Related content on the Reputation blog: How to Remove Google Reviews: Management of Bad Feedback
In June 2021, Google launched its first-ever physical store, where customers can buy the company’s products such as Pixel phones, Nest products, Fitbit wearables, and Pixelbooks. Although those products are available in other stores, having a store of its own gives Google:
- A place to sell more Google hardware. The more hardware the company sells, the more places it can potentially collect unstructured data in the future.
- An environment to observe customer preferences directly. Google can use every square foot of each location to better capture data about the customer journey more comprehensively – as Walmart is doing through its Walmart Connect advertising business.

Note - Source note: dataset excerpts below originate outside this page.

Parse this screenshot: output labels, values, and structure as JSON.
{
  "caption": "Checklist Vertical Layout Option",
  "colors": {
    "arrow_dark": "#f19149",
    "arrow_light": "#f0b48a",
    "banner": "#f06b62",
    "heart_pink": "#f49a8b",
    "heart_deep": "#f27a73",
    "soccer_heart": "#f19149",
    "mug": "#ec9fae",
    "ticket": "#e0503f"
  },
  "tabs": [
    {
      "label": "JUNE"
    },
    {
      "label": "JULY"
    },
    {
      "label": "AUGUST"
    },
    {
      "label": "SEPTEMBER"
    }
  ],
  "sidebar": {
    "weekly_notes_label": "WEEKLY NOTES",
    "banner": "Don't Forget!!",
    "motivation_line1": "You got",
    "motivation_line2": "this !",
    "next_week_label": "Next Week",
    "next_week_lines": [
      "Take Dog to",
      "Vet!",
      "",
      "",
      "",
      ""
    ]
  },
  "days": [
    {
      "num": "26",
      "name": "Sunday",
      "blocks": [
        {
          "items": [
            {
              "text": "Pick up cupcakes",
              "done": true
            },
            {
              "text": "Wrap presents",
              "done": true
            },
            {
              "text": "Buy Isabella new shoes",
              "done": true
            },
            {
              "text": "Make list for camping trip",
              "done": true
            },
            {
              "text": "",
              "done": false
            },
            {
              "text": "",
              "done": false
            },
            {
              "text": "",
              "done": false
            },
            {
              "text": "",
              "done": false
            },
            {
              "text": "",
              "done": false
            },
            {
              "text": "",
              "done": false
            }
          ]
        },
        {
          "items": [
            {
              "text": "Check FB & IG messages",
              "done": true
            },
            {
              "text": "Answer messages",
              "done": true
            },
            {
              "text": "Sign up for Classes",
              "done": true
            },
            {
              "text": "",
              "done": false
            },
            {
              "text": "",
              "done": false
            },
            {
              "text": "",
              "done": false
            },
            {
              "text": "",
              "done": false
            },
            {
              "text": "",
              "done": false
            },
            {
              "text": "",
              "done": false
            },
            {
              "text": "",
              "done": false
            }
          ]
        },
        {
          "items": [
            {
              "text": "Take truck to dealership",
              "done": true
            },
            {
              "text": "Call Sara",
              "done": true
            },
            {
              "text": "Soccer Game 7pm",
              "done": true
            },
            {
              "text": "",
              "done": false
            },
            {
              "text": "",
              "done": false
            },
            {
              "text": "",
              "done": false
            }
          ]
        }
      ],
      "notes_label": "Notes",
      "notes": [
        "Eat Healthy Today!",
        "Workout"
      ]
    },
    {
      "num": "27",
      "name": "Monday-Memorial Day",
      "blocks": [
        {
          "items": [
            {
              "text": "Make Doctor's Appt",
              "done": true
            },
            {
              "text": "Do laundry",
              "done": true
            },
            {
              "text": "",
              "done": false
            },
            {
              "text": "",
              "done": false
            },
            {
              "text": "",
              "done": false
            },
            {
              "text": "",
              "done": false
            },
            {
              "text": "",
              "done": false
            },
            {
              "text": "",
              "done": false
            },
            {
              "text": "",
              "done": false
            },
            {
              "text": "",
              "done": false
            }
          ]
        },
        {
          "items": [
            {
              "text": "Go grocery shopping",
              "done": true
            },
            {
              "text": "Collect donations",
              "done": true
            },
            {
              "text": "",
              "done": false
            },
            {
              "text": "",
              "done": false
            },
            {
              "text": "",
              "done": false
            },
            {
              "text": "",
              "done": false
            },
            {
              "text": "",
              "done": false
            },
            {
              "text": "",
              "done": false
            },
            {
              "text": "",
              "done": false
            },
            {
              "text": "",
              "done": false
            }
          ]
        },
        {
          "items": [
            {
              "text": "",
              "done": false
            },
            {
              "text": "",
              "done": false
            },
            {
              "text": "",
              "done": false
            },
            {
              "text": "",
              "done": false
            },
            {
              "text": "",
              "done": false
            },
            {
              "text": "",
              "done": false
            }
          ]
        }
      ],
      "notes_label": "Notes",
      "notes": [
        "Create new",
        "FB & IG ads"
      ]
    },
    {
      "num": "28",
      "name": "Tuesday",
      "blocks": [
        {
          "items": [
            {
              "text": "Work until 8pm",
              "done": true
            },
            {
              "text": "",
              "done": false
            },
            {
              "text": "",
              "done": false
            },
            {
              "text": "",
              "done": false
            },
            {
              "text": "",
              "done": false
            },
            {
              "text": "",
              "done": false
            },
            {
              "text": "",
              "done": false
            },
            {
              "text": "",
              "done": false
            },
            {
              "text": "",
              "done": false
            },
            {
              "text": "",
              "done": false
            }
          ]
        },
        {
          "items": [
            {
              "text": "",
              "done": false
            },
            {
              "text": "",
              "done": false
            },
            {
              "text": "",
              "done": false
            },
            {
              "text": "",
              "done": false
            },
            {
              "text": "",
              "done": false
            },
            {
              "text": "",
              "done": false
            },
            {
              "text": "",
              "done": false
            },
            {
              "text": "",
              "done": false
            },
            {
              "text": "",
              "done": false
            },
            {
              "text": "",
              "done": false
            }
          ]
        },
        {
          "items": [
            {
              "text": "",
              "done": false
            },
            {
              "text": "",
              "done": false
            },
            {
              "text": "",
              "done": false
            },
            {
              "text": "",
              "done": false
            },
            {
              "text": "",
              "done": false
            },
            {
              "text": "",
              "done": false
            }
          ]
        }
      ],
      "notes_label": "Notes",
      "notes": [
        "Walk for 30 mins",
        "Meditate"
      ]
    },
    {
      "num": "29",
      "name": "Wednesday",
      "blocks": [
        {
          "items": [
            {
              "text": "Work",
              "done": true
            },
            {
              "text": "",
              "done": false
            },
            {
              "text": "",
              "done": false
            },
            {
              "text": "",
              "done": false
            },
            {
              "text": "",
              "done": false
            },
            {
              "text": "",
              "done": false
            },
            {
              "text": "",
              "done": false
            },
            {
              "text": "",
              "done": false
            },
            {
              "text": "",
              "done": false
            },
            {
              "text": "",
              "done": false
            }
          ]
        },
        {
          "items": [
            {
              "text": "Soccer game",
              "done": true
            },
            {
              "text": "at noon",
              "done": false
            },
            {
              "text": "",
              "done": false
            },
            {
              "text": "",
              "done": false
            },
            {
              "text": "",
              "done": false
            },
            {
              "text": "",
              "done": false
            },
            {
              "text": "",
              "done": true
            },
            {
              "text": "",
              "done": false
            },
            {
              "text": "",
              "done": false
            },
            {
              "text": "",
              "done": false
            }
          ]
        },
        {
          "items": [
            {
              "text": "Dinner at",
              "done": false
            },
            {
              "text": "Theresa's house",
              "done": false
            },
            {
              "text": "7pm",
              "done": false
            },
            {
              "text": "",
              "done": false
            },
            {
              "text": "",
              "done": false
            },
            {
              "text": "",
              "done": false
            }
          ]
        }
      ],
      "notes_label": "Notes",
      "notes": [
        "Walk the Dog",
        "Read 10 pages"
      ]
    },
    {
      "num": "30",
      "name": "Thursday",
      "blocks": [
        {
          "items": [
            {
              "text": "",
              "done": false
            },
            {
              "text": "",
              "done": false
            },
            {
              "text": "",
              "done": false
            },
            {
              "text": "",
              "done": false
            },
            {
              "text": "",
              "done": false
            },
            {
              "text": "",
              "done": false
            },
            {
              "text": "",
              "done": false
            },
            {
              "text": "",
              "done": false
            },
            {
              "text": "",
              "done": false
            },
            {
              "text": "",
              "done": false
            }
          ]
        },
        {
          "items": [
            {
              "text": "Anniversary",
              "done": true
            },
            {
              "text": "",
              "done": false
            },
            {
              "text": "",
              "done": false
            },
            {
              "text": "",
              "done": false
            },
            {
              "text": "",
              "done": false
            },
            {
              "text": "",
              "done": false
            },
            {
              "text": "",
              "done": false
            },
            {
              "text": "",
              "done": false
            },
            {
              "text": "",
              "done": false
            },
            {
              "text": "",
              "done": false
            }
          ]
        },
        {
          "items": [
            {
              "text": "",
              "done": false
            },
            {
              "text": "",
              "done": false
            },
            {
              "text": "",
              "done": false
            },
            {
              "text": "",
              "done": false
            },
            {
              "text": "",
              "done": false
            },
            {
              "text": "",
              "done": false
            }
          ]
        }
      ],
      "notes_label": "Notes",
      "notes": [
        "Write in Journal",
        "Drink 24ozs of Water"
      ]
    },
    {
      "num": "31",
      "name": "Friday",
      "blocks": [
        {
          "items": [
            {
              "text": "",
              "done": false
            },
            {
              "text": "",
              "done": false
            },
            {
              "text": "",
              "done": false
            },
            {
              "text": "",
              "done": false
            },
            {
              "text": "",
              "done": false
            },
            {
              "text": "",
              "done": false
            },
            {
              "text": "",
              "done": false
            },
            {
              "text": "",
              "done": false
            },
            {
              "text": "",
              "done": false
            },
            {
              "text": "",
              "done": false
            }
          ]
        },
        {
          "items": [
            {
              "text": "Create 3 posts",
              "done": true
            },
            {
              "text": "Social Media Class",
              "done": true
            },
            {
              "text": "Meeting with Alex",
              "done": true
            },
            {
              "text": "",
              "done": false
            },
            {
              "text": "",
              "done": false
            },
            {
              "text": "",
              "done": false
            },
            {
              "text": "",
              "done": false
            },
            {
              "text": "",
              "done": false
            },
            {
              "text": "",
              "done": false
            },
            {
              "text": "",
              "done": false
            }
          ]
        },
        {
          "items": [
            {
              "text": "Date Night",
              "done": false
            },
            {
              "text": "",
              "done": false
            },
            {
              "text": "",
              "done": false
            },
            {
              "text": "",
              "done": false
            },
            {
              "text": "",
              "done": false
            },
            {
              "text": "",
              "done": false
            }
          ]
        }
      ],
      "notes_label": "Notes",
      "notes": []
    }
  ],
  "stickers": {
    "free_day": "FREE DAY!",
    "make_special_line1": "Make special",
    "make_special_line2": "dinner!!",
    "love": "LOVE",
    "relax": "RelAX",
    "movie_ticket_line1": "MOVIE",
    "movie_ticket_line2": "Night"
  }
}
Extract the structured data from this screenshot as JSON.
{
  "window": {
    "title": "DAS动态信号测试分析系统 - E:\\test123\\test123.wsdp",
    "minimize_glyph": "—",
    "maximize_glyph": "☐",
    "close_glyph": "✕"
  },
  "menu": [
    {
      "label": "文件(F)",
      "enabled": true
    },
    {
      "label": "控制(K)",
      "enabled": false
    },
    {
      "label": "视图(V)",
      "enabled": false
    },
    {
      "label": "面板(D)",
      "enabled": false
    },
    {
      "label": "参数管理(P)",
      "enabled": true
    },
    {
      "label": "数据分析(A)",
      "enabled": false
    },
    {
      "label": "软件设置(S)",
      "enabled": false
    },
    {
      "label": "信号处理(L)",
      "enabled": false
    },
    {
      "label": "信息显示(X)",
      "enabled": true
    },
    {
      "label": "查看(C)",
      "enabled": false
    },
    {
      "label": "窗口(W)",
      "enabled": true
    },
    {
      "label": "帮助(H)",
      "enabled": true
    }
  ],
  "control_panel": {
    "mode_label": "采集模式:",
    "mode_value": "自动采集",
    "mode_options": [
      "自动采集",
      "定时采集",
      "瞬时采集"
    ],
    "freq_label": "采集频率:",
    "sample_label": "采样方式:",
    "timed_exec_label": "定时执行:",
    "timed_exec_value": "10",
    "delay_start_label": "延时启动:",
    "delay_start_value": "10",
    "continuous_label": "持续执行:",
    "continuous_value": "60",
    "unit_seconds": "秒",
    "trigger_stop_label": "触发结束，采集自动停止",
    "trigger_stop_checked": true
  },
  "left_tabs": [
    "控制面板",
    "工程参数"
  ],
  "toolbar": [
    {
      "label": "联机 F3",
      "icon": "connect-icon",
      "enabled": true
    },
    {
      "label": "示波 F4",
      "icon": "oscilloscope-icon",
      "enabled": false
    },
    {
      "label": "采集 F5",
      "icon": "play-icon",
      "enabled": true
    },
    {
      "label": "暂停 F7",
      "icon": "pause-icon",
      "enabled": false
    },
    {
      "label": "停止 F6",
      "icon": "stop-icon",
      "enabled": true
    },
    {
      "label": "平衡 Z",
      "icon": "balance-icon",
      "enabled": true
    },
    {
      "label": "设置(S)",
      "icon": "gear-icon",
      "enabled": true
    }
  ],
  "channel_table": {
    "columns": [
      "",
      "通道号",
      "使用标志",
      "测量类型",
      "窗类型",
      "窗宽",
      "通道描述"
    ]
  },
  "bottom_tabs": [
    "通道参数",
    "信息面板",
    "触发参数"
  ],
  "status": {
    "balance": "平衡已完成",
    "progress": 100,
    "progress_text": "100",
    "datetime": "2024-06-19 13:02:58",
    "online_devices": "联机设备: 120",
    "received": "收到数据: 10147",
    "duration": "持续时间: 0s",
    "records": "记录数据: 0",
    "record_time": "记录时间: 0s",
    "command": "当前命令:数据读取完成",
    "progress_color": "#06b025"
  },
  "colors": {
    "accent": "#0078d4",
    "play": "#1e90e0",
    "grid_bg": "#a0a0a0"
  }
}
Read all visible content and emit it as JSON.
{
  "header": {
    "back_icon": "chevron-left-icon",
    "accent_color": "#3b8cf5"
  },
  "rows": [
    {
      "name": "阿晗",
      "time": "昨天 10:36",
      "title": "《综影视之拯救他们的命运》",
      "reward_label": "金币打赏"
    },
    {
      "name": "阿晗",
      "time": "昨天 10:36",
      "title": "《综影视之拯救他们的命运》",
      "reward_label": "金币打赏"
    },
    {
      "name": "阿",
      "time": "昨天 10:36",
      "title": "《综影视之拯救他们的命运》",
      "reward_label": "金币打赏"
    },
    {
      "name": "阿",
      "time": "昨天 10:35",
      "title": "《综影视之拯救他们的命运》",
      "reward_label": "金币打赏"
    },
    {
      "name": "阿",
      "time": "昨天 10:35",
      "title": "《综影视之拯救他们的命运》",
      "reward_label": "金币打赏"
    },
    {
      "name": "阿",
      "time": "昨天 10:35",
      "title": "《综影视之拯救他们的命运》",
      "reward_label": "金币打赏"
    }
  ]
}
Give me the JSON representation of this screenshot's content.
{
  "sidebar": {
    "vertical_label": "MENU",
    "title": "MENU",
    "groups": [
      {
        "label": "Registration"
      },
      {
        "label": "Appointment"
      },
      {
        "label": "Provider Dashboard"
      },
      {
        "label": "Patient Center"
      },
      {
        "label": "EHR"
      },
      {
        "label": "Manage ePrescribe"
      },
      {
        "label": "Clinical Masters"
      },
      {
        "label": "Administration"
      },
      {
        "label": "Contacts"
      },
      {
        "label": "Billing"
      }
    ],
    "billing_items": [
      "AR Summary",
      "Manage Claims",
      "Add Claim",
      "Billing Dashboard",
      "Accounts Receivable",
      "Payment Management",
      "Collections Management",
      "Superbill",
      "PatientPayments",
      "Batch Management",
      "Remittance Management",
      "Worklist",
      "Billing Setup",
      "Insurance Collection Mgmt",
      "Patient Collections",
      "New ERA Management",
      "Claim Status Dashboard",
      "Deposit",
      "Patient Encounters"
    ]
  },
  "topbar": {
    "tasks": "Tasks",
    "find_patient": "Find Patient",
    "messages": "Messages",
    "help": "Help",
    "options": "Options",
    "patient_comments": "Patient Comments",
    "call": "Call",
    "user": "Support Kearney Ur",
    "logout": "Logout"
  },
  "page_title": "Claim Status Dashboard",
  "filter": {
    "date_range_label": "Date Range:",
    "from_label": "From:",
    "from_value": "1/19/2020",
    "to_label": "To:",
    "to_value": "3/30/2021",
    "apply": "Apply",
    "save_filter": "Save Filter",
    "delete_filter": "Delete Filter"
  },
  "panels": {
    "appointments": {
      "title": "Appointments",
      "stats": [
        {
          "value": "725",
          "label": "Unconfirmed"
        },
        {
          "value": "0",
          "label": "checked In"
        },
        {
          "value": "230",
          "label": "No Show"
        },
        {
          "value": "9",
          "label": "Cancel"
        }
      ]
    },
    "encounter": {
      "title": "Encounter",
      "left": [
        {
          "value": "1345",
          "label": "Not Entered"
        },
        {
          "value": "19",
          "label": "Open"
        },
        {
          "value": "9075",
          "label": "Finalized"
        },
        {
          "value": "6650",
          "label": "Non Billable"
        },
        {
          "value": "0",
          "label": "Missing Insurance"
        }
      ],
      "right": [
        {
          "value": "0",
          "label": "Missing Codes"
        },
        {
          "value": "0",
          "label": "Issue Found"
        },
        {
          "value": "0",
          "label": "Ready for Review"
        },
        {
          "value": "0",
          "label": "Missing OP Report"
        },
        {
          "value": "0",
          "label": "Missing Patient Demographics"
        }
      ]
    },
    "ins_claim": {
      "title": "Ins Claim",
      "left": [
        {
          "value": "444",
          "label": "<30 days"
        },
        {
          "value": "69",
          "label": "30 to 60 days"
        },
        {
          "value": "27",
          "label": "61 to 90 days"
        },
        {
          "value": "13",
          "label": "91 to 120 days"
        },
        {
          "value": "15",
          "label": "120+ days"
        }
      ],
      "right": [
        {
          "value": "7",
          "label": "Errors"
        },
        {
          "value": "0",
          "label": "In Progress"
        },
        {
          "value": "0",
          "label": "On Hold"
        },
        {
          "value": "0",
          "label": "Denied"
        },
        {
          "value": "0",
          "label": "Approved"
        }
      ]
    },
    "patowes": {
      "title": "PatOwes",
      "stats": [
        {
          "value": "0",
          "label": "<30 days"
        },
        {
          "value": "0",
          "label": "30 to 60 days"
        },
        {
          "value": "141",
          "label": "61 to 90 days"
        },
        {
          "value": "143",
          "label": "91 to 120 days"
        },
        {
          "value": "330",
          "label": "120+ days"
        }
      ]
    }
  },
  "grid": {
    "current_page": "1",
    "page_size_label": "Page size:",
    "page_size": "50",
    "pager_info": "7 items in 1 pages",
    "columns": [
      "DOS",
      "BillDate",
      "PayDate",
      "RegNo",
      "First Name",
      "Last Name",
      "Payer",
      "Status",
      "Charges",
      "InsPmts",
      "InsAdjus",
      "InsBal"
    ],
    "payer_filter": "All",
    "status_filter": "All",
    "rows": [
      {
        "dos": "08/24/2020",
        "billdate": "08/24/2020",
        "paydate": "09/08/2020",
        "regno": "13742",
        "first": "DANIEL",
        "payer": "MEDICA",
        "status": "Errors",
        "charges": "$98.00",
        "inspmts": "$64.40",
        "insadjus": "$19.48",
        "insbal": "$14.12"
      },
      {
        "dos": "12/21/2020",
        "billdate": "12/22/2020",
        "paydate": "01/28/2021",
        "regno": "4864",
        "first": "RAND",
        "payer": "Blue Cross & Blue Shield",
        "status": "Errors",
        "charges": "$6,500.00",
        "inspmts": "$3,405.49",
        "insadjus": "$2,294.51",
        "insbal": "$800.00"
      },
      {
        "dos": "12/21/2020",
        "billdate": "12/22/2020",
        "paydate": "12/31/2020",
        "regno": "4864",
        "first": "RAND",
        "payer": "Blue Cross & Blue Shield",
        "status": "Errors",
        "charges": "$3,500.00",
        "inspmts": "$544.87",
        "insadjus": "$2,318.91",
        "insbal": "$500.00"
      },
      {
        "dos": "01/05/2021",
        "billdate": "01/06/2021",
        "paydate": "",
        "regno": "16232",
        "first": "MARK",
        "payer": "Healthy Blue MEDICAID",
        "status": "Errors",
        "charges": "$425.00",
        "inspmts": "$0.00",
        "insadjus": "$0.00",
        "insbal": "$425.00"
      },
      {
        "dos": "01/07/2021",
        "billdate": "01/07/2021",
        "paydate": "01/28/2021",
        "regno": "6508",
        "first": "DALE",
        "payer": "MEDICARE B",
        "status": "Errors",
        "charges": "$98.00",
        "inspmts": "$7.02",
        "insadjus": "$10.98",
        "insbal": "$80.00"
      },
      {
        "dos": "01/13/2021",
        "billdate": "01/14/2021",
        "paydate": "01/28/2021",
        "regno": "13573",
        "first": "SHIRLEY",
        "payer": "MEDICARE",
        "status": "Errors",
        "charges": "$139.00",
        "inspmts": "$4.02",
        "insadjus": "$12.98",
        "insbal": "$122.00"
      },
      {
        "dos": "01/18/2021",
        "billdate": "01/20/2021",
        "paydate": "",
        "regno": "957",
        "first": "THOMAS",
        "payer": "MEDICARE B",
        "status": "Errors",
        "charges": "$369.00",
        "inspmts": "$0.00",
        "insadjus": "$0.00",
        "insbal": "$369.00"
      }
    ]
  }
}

How would this capability relate to gathering customer feedback for your customer success teams, customer support teams, and marketing teams? I could envision Google using its stores as a proving ground to learn how to track first-party customer data in an offline environment. From there, Google could offer a first-party data analyst service to businesses with brick-and-mortar locations. True, Google would be learning from a limited sample (the sales of its products). Even still, a store would help the company master the process of learning about a customer’s in-store habits and sentiment.
This would be a slow roll, taking years to develop. But as Google pushes businesses to rely on their own first-party data and not third-party cookies, it’s an entirely feasible direction. Again, consider how Walmart sells customer data, both online and offline, as an advertising service. The company could do something similar by collecting sentiment data in-store and online.
Where Is Google Headed?
I think it’s always wise to remember Google’s motivation: boost Alphabet’s revenue. Doing that means coming up with services that monetize customer data, and advertising has been a lucrative service for the company. To boost advertising revenues, Google needs a strong user base and committed brands.
Sharing customer sentiment data is one way to keep brands engaged with users. One takeaway remains clear: collecting customer feedback through reviews will remain more important than ever.
Reviews are the currency of the feedback economy. Google intends to collect that feedback in more creative ways.